1. Thanks so much for posting this, Pastor John. I know a couple young men who might really enjoy his music.

    I poked around a bit on the website of the church he is a member at (epiphanyfellowship.org), and I am intrigued by their approach. It is something that you got me thinking about at community groups a few weeks ago–how to we reach the people around us, once we realize that they are largely unfamiliar with basic biblical words and concepts. You said we have to study their literature, art, music, and heroes. I have been praying and pondering that a lot, and this church’s website struck a cord along that same line.

    They say, “Postmodernism and hip-hop have developed a strategic partnership as a means of cultural expression and identity, for those without identity and meaning . . . Seeing the culture take the Hip Hop culture and use it as its missionary has been a matter deep within our thoughts. We have witnessed the humble urban form of expression become one of the greatest capitalistic commodities to date. Hip hop is everywhere and not many ministries have taken the time to study it and use it to the glory of God to identify with today’s emerging American. It rules commercials, sports, media, sitcoms, business marketing strategies, and the hearts and minds of the world’s young adults and youth. One of the most staggering realities is that Hip hop has made a formidable impression on every continent except Antarctica . . . the pop culture empire has used the Hip Hop Culture to capitalistically reach every continent. Therefore, we plan to use certain elements of the genre as common ground for the gospel without propagating its negative elements.”

    After our community group discussion, I couldn’t figure out who the average unsaved young person idolizes as their hero, but I’m wondering if it isn’t our famous people. And, if this church is right in their analysis, the famous people in our culture (and perhaps the world?) are deeply impacted by the hip-hop culture. Of the likely unsaved young people I know fairly well, hip hop culture does seem to be at least an influence, if not a driving force in their life.

    I would be interested in your thoughts, since you are much wiser biblically and about 10 years closer to these young people than I am!

  2. Well . . . look at the picture that comes up with my name! Don’t know how that happened, but I’m fine with it. Micah is much better looking than I am!

  3. Yeah, but would he mind being called Teri? ;-)

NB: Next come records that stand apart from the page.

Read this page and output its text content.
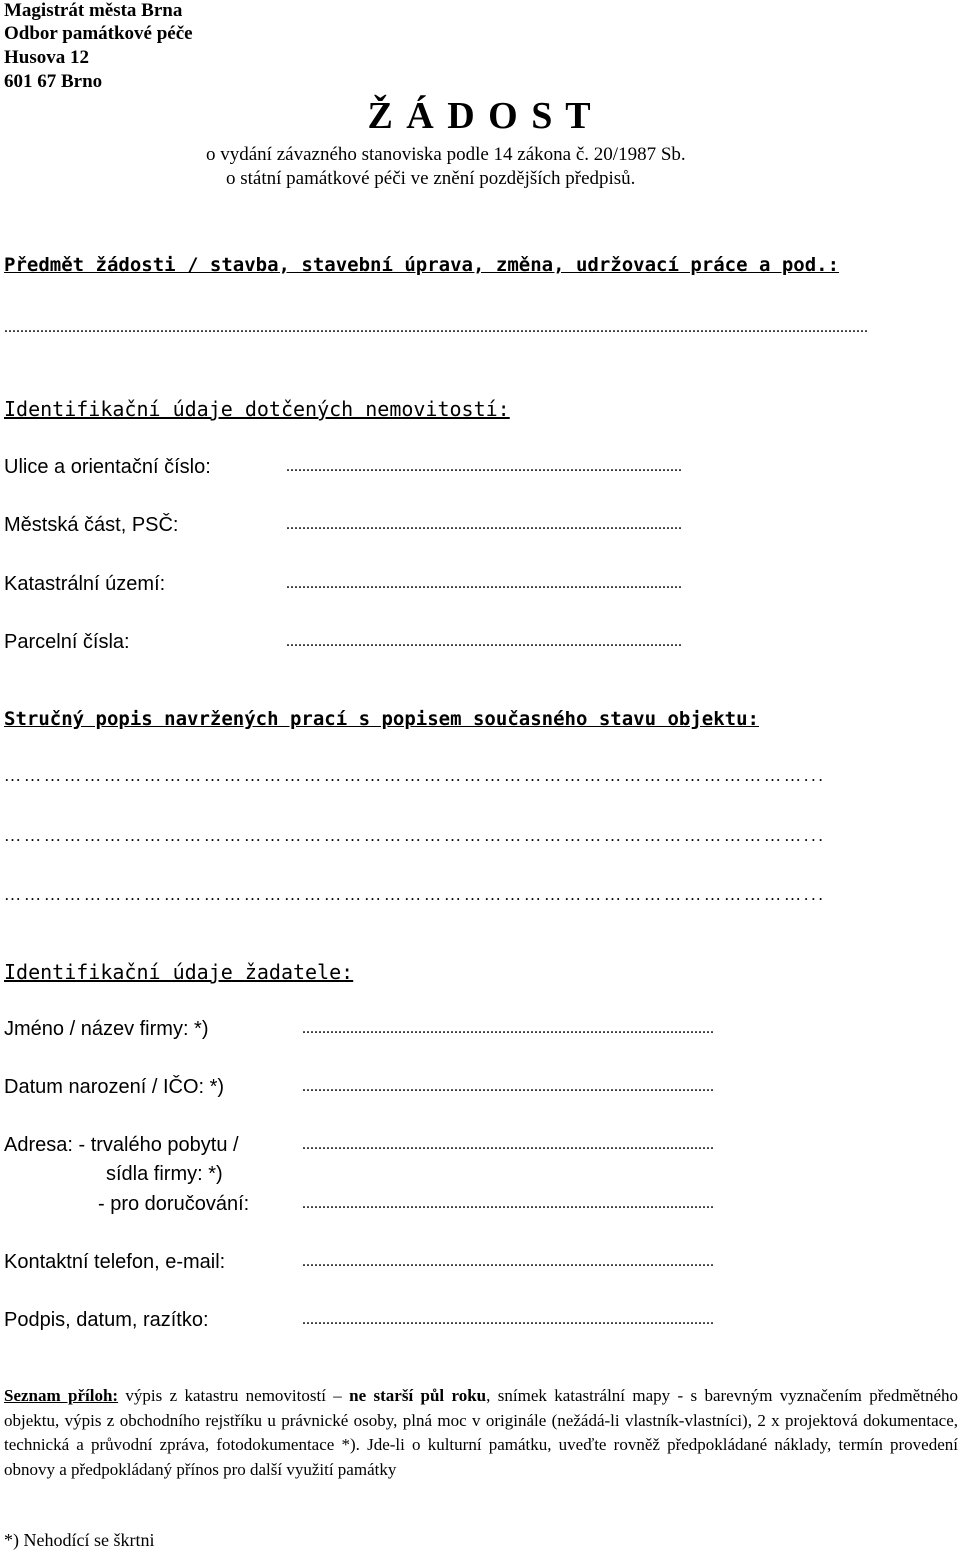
Magistrát města Brna
Odbor památkové péče
Husova 12
601 67 Brno
Ž Á D O S T
o vydání závazného stanoviska podle 14 zákona č. 20/1987 Sb.
o státní památkové péči ve znění pozdějších předpisů.
Předmět žádosti / stavba, stavební úprava, změna, udržovací práce a pod.:
........................................................................................................................................................................................................................
Identifikační údaje dotčených nemovitostí:
Ulice a orientační číslo:	...................................................................................................
Městská část, PSČ:	...................................................................................................
Katastrální území:	...................................................................................................
Parcelní čísla:	...................................................................................................
Stručný popis navržených prací s popisem současného stavu objektu:
…………………………………………………………………………………………………………...
…………………………………………………………………………………………………………...
…………………………………………………………………………………………………………...
Identifikační údaje žadatele:
Jméno / název firmy: *)	.......................................................................................................
Datum narození / IČO: *)	.......................................................................................................
Adresa: - trvalého pobytu /	.......................................................................................................
sídla firmy: *)
- pro doručování:	.......................................................................................................
Kontaktní telefon, e-mail:	.......................................................................................................
Podpis, datum, razítko:	.......................................................................................................
Seznam příloh: výpis z katastru nemovitostí – ne starší půl roku, snímek katastrální mapy - s barevným vyznačením předmětného objektu, výpis z obchodního rejstříku u právnické osoby, plná moc v originále (nežádá-li vlastník-vlastníci), 2 x projektová dokumentace, technická a průvodní zpráva, fotodokumentace *). Jde-li o kulturní památku, uveďte rovněž předpokládané náklady, termín provedení obnovy a předpokládaný přínos pro další využití památky
*) Nehodící se škrtni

    I think I appreciate what Epiphany is doing for a couple of reasons. First, notice that they say, “we plan to use certain elements of the genre as common ground.” I take their phrase “certain elements” to mean they understand that some parts of hip-hop culture that are not helpful and that they would not embrace those. More than that, they see this as a means of establishing common ground with sinners and not placing their hopes for long-term discipleship in this musical form only. I think that reflects a maturity in their “missional” approach that is absent in some other churches.

    In terms of heroes, I do think that entertainers are certainly high on the list. But I also think it’s a regional question. Youth in Philly make look to hip-hop performers, where as other cities would likely have sports players as their heroes. I think that in terms of outreach, it is very important to make use of solid Christians in those areas to share their testimony and be a voice for the gospel.

    For growing Christian young people, though, I think it might be good to “transition” their heroes to people like missionaries. We’ve even thought about doing something like that with the boys’ room. Taking down the superheroes and painting “heroic” scenes of missionary courage. Just a thought, anyway; I’ll have to think more about it. ;-)

    Either way, I think we should not be afraid of something that we aren’t familiar with, and make it a point to become familiar with it, especially if we are parenting or working with young people who are influenced by it. It’s far too easy to push off our tastes on the next generation. Instead, if my son is interested in hip-hop (or bull-riding, for that matter), I should make an effort at learning about it and its associated culture, helping him think through what is good, bad, and ugly with it. This, I think, is better than the “stay away” approach which all but encourages older kids to be drawn to, and experiment with, what is forbidden. It’s far better to help them, even at a young age, to learn the skill of discernment and thinking through God’s “tastes” through the revelation of biblical teaching.

    I’ll think some more, and maybe we can pick up this conversation on Sunday night?